What is the real story about back pain?

How many people do I see with back pain? Well, it is at least 80% of my practice. Back pain is the 3rd most common reason that people seek medical care in this country.

Clients tell me that they are doing their stretching exercises and their “core strengthening” regularly. They go to the gym and lift weights. They have stopped running, which they love, and the pain continues. What is going on?

Many come with a “diagnosis.” It is “arthritis,” spondylitis, spondylosis, degenerative disc disease, scoliosis, or more. And, no matter what the diagnosis, they all have the same pain. Pain in the right side, left side, middle, or all of the above. It often moves around. What’s going on?

Most have already been to the doctor, chiropractor, physical therapist, acupuncturist (I’m in California). Generally, they have been given the same feedback and treatment regimen. “Strengthen your core.” If this was working, I would not be seeing them. Often they are blamed for not doing it correctly by the professional they are seeing. What is going on?

Let’s explore. What is the core anyway? Does anybody know? The “core” muscles are the “(major) pelvic floor muscles, transversus abdominis, multifidus, internal and external obliques, rectus abdominis, erector spinae (sacrospinalis) especially the longissimus thoracis, and the diaphragm. Minor core muscles include the latissimus dorsi, gluteus maximus, and trapezius.

Whew! That’s a lot of muscles to be holding at all times. How do you do that? How do you breathe and how do you walk, throw, reach, bend, jump, or step over a crack in the sidewalk?

In fact, the idea of “core” is an outdated concept based on a study by Paul Hodges (1991) which looked into the transverse abdominis activation and lower back pain (thank you Angela McMillan).

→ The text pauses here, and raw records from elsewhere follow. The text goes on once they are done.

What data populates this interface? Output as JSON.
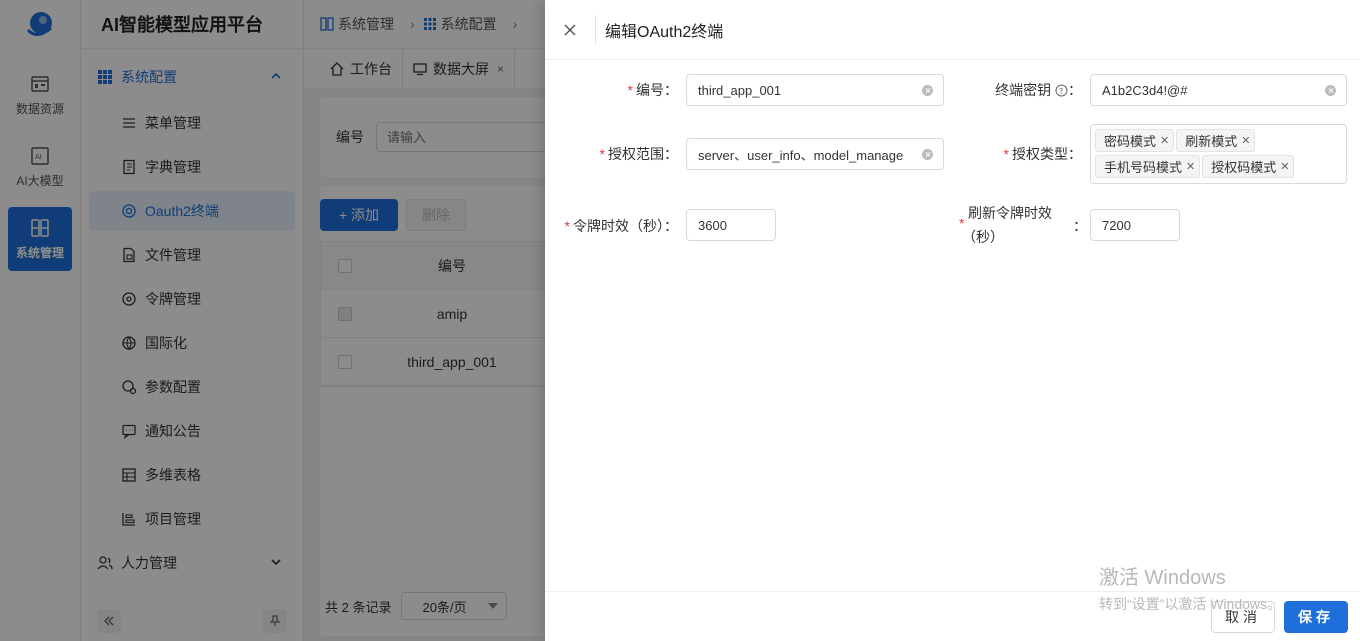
{
  "platform_title": "AI智能模型应用平台",
  "rail": [
    {
      "label": "数据资源",
      "icon": "database-icon"
    },
    {
      "label": "AI大模型",
      "icon": "ai-icon"
    },
    {
      "label": "系统管理",
      "icon": "system-icon",
      "active": true
    }
  ],
  "sidebar": {
    "group_label": "系统配置",
    "items": [
      {
        "label": "菜单管理",
        "icon": "menu-icon"
      },
      {
        "label": "字典管理",
        "icon": "dictionary-icon"
      },
      {
        "label": "Oauth2终端",
        "icon": "oauth-icon",
        "active": true
      },
      {
        "label": "文件管理",
        "icon": "file-icon"
      },
      {
        "label": "令牌管理",
        "icon": "token-icon"
      },
      {
        "label": "国际化",
        "icon": "globe-icon"
      },
      {
        "label": "参数配置",
        "icon": "param-icon"
      },
      {
        "label": "通知公告",
        "icon": "notice-icon"
      },
      {
        "label": "多维表格",
        "icon": "table-icon"
      },
      {
        "label": "项目管理",
        "icon": "project-icon"
      }
    ],
    "group2_label": "人力管理"
  },
  "breadcrumb": [
    "系统管理",
    "系统配置"
  ],
  "tabs": [
    {
      "label": "工作台",
      "icon": "home-icon"
    },
    {
      "label": "数据大屏",
      "icon": "monitor-icon",
      "closable": "×"
    }
  ],
  "filter": {
    "label": "编号",
    "placeholder": "请输入"
  },
  "table": {
    "add_label": "+ 添加",
    "delete_label": "删除",
    "header_code": "编号",
    "rows": [
      "amip",
      "third_app_001"
    ],
    "total": "共 2 条记录",
    "page_size": "20条/页"
  },
  "drawer": {
    "title": "编辑OAuth2终端",
    "fields": {
      "code_label": "编号",
      "code_value": "third_app_001",
      "secret_label": "终端密钥",
      "secret_value": "A1b2C3d4!@#",
      "scope_label": "授权范围",
      "scope_value": "server、user_info、model_manage",
      "grant_label": "授权类型",
      "grant_tags": [
        "密码模式",
        "刷新模式",
        "手机号码模式",
        "授权码模式"
      ],
      "token_label": "令牌时效（秒）",
      "token_value": "3600",
      "refresh_label_line1": "刷新令牌时效",
      "refresh_label_line2": "（秒）",
      "refresh_value": "7200"
    },
    "cancel_label": "取消",
    "save_label": "保存"
  },
  "watermark": {
    "line1": "激活 Windows",
    "line2": "转到“设置”以激活 Windows。"
  },
  "colors": {
    "primary": "#1e6fd9",
    "required": "#e4393c"
  }
}
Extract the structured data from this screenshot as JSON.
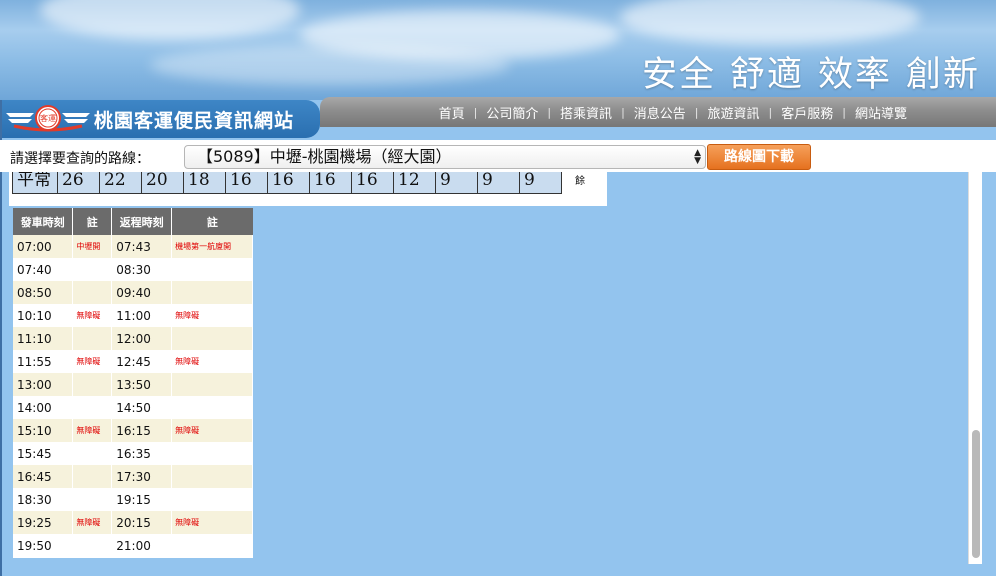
{
  "header": {
    "slogans": [
      "安全",
      "舒適",
      "效率",
      "創新"
    ]
  },
  "logo": {
    "title": "桃園客運便民資訊網站",
    "mark_text": "客運"
  },
  "nav": {
    "items": [
      "首頁",
      "公司簡介",
      "搭乘資訊",
      "消息公告",
      "旅遊資訊",
      "客戶服務",
      "網站導覽"
    ]
  },
  "route": {
    "label": "請選擇要查詢的路線：",
    "selected": "【5089】中壢-桃園機場（經大園）",
    "download_label": "路線圖下載"
  },
  "count_strip": {
    "cells": [
      "平常",
      "26",
      "22",
      "20",
      "18",
      "16",
      "16",
      "16",
      "16",
      "12",
      "9",
      "9",
      "9"
    ],
    "tail": "餘"
  },
  "timetable": {
    "headers": [
      "發車時刻",
      "註",
      "返程時刻",
      "註"
    ],
    "rows": [
      [
        "07:00",
        "中壢開",
        "07:43",
        "機場第一航廈開"
      ],
      [
        "07:40",
        "",
        "08:30",
        ""
      ],
      [
        "08:50",
        "",
        "09:40",
        ""
      ],
      [
        "10:10",
        "無障礙",
        "11:00",
        "無障礙"
      ],
      [
        "11:10",
        "",
        "12:00",
        ""
      ],
      [
        "11:55",
        "無障礙",
        "12:45",
        "無障礙"
      ],
      [
        "13:00",
        "",
        "13:50",
        ""
      ],
      [
        "14:00",
        "",
        "14:50",
        ""
      ],
      [
        "15:10",
        "無障礙",
        "16:15",
        "無障礙"
      ],
      [
        "15:45",
        "",
        "16:35",
        ""
      ],
      [
        "16:45",
        "",
        "17:30",
        ""
      ],
      [
        "18:30",
        "",
        "19:15",
        ""
      ],
      [
        "19:25",
        "無障礙",
        "20:15",
        "無障礙"
      ],
      [
        "19:50",
        "",
        "21:00",
        ""
      ]
    ]
  },
  "colors": {
    "page_bg": "#93c4ee",
    "nav_bg": "#8d8d8d",
    "logo_bg": "#2a6fb0",
    "button_orange": "#e5711f",
    "note_red": "#e00000",
    "row_alt": "#f6f2dc"
  },
  "icons": {
    "logo_emblem": "wing-emblem-icon",
    "select_arrows": "updown-arrows-icon"
  }
}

The spine is made up of 33 vertebrae, and 24 of them move. Joints called facet joints are on either side of each vertebra. And then, of course there are the ribs which form a joint with each vertebrae in the mid area of the spine. There are more joints that make up a functioning spine than I care to count right now. Joints are made to move and are not supposed to be held stiffly by muscles.

Apparently it is not common knowledge that back care needs to start with an exploration of all of these joints, or articulations, as they are called by the medical community.

We need to be able to move these joints if we want to feel better. The idea of “bracing” is misleading. We move in 3D. There are so many movements that we need to make all day long. Of course the muscles around the hip; psoas and hamstrings are working so much harder to move the braced body above that they get sore and “tight.” What do we do? We stretch the bejeebees out of them. Whew! There’s an ineffective cycle for you. And, your pain is still there. What’s going on.

Obviously new concepts in fitness take a while to trickle down to the average person. The “hold ‘em and stretch ‘em” approach has had the floor for over 20 years now. And what about pulling in the belly at all times? While perhaps considered sexy and fashionable in our culture, the health benefit is false. That does, however, keep the notion popular. Again, how do you breathe with your belly held in?

Our bodies are designed to move efficiently without us using much energy. We want fluid, graceful, effortless movement for our everyday activities. Simply put, there are just not a special group of core muscles. What happens in one part of our body affects the rest of the body.

Think about the energy you are using holding your muscles while trying to move. Muscles move us. They are not meant to hold us. We need adequate movement throughout the whole body so that we don’t stress any part of the body, not just the lumbar spine. All parts of our body, skeleton, muscles, “share the load.” Each joint and muscle is designed to allow options and variations in movement.

You can hold in your belly and whatever other muscles you like to look a certain way but don’t be fooled into thinking it will get rid of your pain. Why does your back still hurt after all the time and money you have already spent? That is what’s going on.